OMS quer colaboração sobre dados e ciência para combater covid-19 
BR

6 abril 2020

Doença já provocou mais de 1,2 milhão de casos confirmados e 67 mil mortes; chefe da agência alerta que “máscaras por si só não podem parar a pandemia”; especialistas ainda avaliam uso deste equipamento de proteção de uma forma mais ampla.

A Organização Mundial da Saúde, OMS, informou esta segunda-feira que se observa um “avanço da pesquisa a uma velocidade incrível” menos de 100 dias depois de ter sido notificada sobre o novo coronavírus

Em apelo feito a todos os países, empresas e instituições de pesquisa o diretor-geral da agência, Tedros Ghebreyesus, pediu abertura em áreas como dados, ciência e colaboração. O objetivo é que todas as pessoas possam usufruir dos benefícios científicos e da investigação. 

Vacinas 

Até esta segunda-feira, a OMS confirmou a notificação de 1.211.214 casos e 67.666 mortes devido à covid-19. 

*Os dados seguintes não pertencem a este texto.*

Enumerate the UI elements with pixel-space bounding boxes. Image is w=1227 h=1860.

Lavar as mãos faz parte das medidas de prevenção contra o covid-19., by ©UNICEF/Leonardo Fernandez

Em relação aos avanços, o chefe da agência destacou que o genoma do vírus foi mapeado no início de janeiro e compartilhado em nível global. Esse passo permitiu desenvolver testes e iniciar a pesquisa de vacinas. Mais de 70 países já aderiram ao estudo de Solidariedade da OMS para acelerar a busca de um tratamento eficaz.  

Ghebreyesus dedicou grande parte da apresentação à questão do uso de máscaras. Segundo ele, é compreensível que países recomendem seu uso para impedir a propagação do vírus. 

No entanto, o chefe da OMS destacou que as máscaras faciais médicas devem ser priorizadas para os profissionais de saúde. A preocupação é que, com o uso pela população em geral, possa piorar a falta desse equipamento para as pessoas que mais precisam. 

Perigo 

Ghebreyesus disse haver lugares onde essa escassez coloca os profissionais de saúde em perigo. O uso de máscaras de proteção na comunidade “é para pessoas doentes e que cuidam deles em casa”. A OMS continua avaliando o uso deste equipamento de forma mais ampla. 

Esta segunda-feira, a agência lançou novas orientações e critérios para apoiar os países na tomada dessa decisão. As medidas indicam que países podem considerar o uso de máscaras em comunidades onde outras ações como higienizar as mãos e o distanciamento físico são difíceis por faltar água ou condições de vida limitadas. 

As orientações focam em como vestir, tirar e descartar máscaras de forma correta e segura. 

Partilha  

O chefe da agência declarou que as pesquisas nessa área ainda são limitadas. Os países que consideram dar luz verde ao uso de máscaras para a população em geral devem estudar sua eficácia e partilhar os resultados. 

Para o chefe da OMS, estes equipamentos só devem ser usados como parte de um pacote abrangente de intervenções. Ele enfatizou que “máscaras por si só não podem parar a pandemia” e pediu aos Estados-membros que continuem a encontrar, testar, isolar, tratar todos os casos e rastrear todos os contatos. 

Para proteção individual e de pessoas próximas, a recomendação é que se mantenha a distância física, a limpeza das mãos, espirrar ou tossir sobre o cotovelo e evitar tocar no rosto.